The soul collections agency was devious; Franz had to give them that much. They went so far as to hire an old friend of his from school to invite him (Franz) to lunch, merely as a pretext for serving him with the legally binding paperwork which, once confirmed to be received (and not lost in the mail or whatever other technical excuse a debtor might use), constituted a fairly ironclad case for the collections agency to move forward in spite of the strenuously debtor-favoring laws in place.
The agent introduced himself in front of the table at the crowded café (where people tended to avoid awkward confrontations and presented less of a flight risk) and informed Franz of his debt.
"That's ridiculous," Franz said. "I sold my soul to the devil, not to your company.

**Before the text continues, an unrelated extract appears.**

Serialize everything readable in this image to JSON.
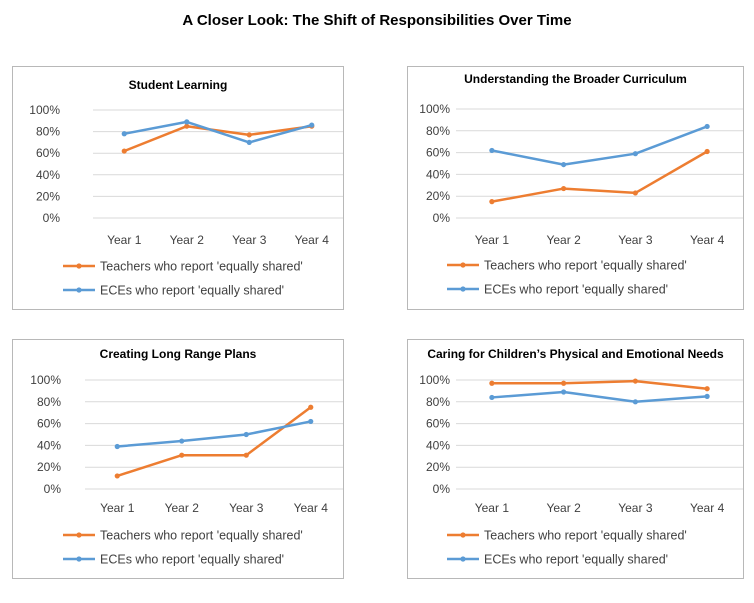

My only business is with Satan and his minions, which pardon me for saying so, but I can hardly imagine the enemy of all truth and light retaining your services."

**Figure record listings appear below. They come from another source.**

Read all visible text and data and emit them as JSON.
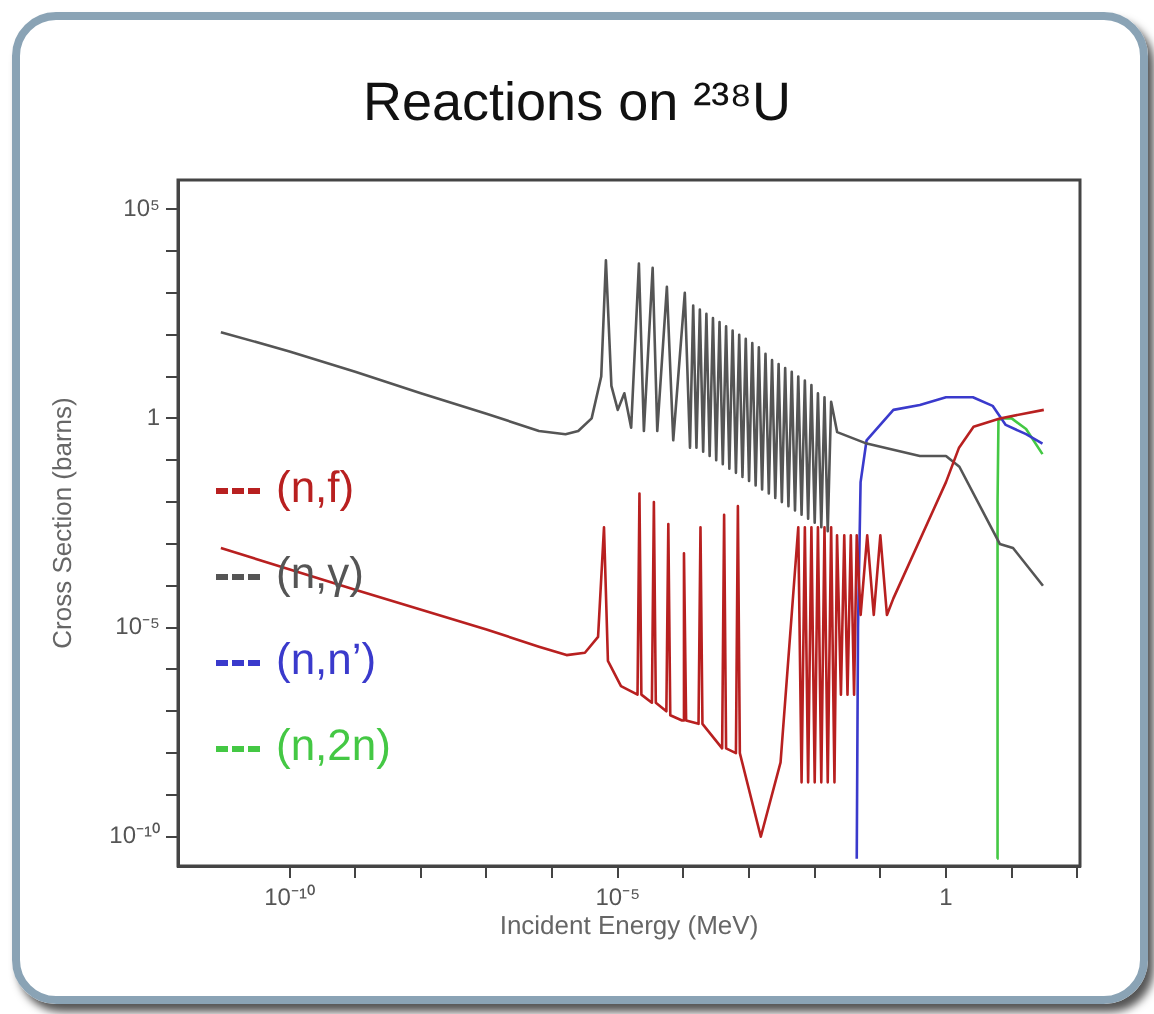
{
  "chart_data": {
    "type": "line",
    "title": "Reactions on ²³⁸U",
    "xlabel": "Incident Energy (MeV)",
    "ylabel": "Cross Section (barns)",
    "log": "xy",
    "grid": false,
    "legend": "left",
    "marker": "none",
    "line_style": "solid",
    "xlim": [
      2e-12,
      110
    ],
    "ylim": [
      2e-11,
      500000
    ],
    "xticks": [
      {
        "value": 1e-10,
        "label": "10⁻¹⁰"
      },
      {
        "value": 1e-09,
        "label": null
      },
      {
        "value": 1e-08,
        "label": null
      },
      {
        "value": 1e-07,
        "label": null
      },
      {
        "value": 1e-06,
        "label": null
      },
      {
        "value": 1e-05,
        "label": "10⁻⁵"
      },
      {
        "value": 0.0001,
        "label": null
      },
      {
        "value": 0.001,
        "label": null
      },
      {
        "value": 0.01,
        "label": null
      },
      {
        "value": 0.1,
        "label": null
      },
      1,
      {
        "value": 10,
        "label": null
      },
      {
        "value": 100,
        "label": null
      }
    ],
    "yticks": [
      {
        "value": 1e-10,
        "label": "10⁻¹⁰"
      },
      {
        "value": 1e-09,
        "label": null
      },
      {
        "value": 1e-08,
        "label": null
      },
      {
        "value": 1e-07,
        "label": null
      },
      {
        "value": 1e-06,
        "label": null
      },
      {
        "value": 1e-05,
        "label": "10⁻⁵"
      },
      {
        "value": 0.0001,
        "label": null
      },
      {
        "value": 0.001,
        "label": null
      },
      {
        "value": 0.01,
        "label": null
      },
      {
        "value": 0.1,
        "label": null
      },
      1,
      {
        "value": 10,
        "label": null
      },
      {
        "value": 100,
        "label": null
      },
      {
        "value": 1000,
        "label": null
      },
      {
        "value": 10000,
        "label": null
      },
      {
        "value": 100000,
        "label": "10⁵"
      }
    ],
    "series": [
      {
        "name": "(n,f)",
        "color": "#b82020",
        "x": [
          9e-12,
          1e-09,
          1e-07,
          6.3e-07,
          1.66e-06,
          3.16e-06,
          5.01e-06,
          6.17e-06,
          7.08e-06,
          1.12e-05,
          2e-05,
          2.14e-05,
          2.29e-05,
          3.31e-05,
          3.55e-05,
          3.8e-05,
          5.5e-05,
          5.89e-05,
          6.31e-05,
          9.55e-05,
          0.000102,
          0.00011,
          0.00017,
          0.000182,
          0.000195,
          0.000389,
          0.000417,
          0.000447,
          0.000631,
          0.000676,
          0.000724,
          0.00151,
          0.00302,
          0.00562,
          0.00631,
          0.00708,
          0.00794,
          0.00891,
          0.01,
          0.0112,
          0.0126,
          0.0141,
          0.0158,
          0.0178,
          0.02,
          0.0219,
          0.0251,
          0.0282,
          0.0316,
          0.0355,
          0.0398,
          0.0437,
          0.0501,
          0.0631,
          0.0794,
          0.1,
          0.126,
          0.158,
          1,
          1.58,
          2.63,
          6.61,
          30.9
        ],
        "values": [
          0.0008,
          8e-05,
          9e-06,
          3.5e-06,
          2.2e-06,
          2.5e-06,
          6e-06,
          0.0025,
          1.6e-06,
          4e-07,
          2.5e-07,
          0.016,
          2.5e-07,
          1.6e-07,
          0.01,
          1.6e-07,
          1e-07,
          0.003,
          8e-08,
          6e-08,
          0.0006,
          6e-08,
          5e-08,
          0.0025,
          5e-08,
          1.3e-08,
          0.005,
          1.3e-08,
          1e-08,
          0.008,
          1e-08,
          1e-10,
          6e-09,
          0.0025,
          2e-09,
          0.0025,
          2e-09,
          0.0025,
          2e-09,
          0.0025,
          2e-09,
          0.0025,
          2e-09,
          0.0025,
          2e-09,
          0.0016,
          2.5e-07,
          0.0016,
          2.5e-07,
          0.0016,
          2.5e-07,
          0.0016,
          2e-05,
          0.0016,
          2e-05,
          0.0016,
          2e-05,
          5e-05,
          0.03,
          0.2,
          0.63,
          1,
          1.6
        ]
      },
      {
        "name": "(n,γ)",
        "color": "#555555",
        "x": [
          9e-12,
          1e-10,
          1e-09,
          1e-08,
          1e-07,
          6.3e-07,
          1.6e-06,
          2.5e-06,
          4e-06,
          5.6e-06,
          6.6e-06,
          8e-06,
          1e-05,
          1.26e-05,
          1.6e-05,
          2.1e-05,
          2.5e-05,
          3.4e-05,
          4e-05,
          5.6e-05,
          7e-05,
          0.000105,
          0.000126,
          0.000141,
          0.000158,
          0.000178,
          0.0002,
          0.000224,
          0.000251,
          0.000282,
          0.000316,
          0.000355,
          0.000398,
          0.000447,
          0.000501,
          0.000562,
          0.000631,
          0.000708,
          0.000794,
          0.000891,
          0.001,
          0.00112,
          0.00126,
          0.00141,
          0.00158,
          0.00178,
          0.002,
          0.00224,
          0.00251,
          0.00282,
          0.00316,
          0.00355,
          0.00398,
          0.00447,
          0.00501,
          0.00562,
          0.00631,
          0.00708,
          0.00794,
          0.00891,
          0.01,
          0.0112,
          0.0126,
          0.0141,
          0.0158,
          0.0178,
          0.022,
          0.062,
          0.4,
          1,
          1.6,
          6.6,
          10.5,
          30
        ],
        "values": [
          115,
          40,
          13,
          4,
          1.3,
          0.5,
          0.42,
          0.5,
          1,
          10,
          6000,
          6,
          1.6,
          4,
          0.6,
          5000,
          0.5,
          4000,
          0.5,
          1400,
          0.3,
          1000,
          0.2,
          500,
          0.2,
          400,
          0.16,
          316,
          0.126,
          250,
          0.1,
          200,
          0.08,
          160,
          0.063,
          126,
          0.05,
          100,
          0.04,
          80,
          0.032,
          63,
          0.025,
          50,
          0.02,
          35,
          0.016,
          25,
          0.0126,
          20,
          0.01,
          16,
          0.008,
          13,
          0.0063,
          10,
          0.005,
          8,
          0.004,
          6.3,
          0.0032,
          4,
          0.0025,
          3.2,
          0.002,
          2.5,
          0.47,
          0.25,
          0.126,
          0.126,
          0.07,
          0.001,
          0.0008,
          0.0001
        ]
      },
      {
        "name": "(n,n’)",
        "color": "#3a3acc",
        "x": [
          0.0437,
          0.0457,
          0.05,
          0.0617,
          0.158,
          0.4,
          1,
          2.57,
          5.13,
          8.13,
          16.6,
          29.5
        ],
        "values": [
          3e-11,
          1e-05,
          0.03,
          0.3,
          1.6,
          2.1,
          3.2,
          3.2,
          2,
          0.7,
          0.42,
          0.25
        ]
      },
      {
        "name": "(n,2n)",
        "color": "#44c844",
        "x": [
          6.03,
          6.1,
          6.3,
          7.1,
          10,
          16.6,
          29.5
        ],
        "values": [
          3e-11,
          0.01,
          0.9,
          1,
          1,
          0.56,
          0.14
        ]
      }
    ]
  }
}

Collections agents of all kinds have a thick skin, and this one noticed the insult less than he would have noticed a gnat's dropping. He smiled as he always did when he got to give this speech. "Ah, but you are mistaken, sir. The devil routinely sells off bad debts, where collection of a particular soul is difficult or unlikely to succeed for any number of reasons, to agencies like my own. We have a right to collect your soul for goods and/or services tendered by Satan and documented in full, and we will not give up so easily as the prince of hell."
Franz was too dumbstruck to move or speak. The collections agent made a final remark before parting: "Be apprised, also, sir, that we charge a hefty, not to mention...unpleasant...rate of interest. There are worse things to lose than one's soul, believe it or not."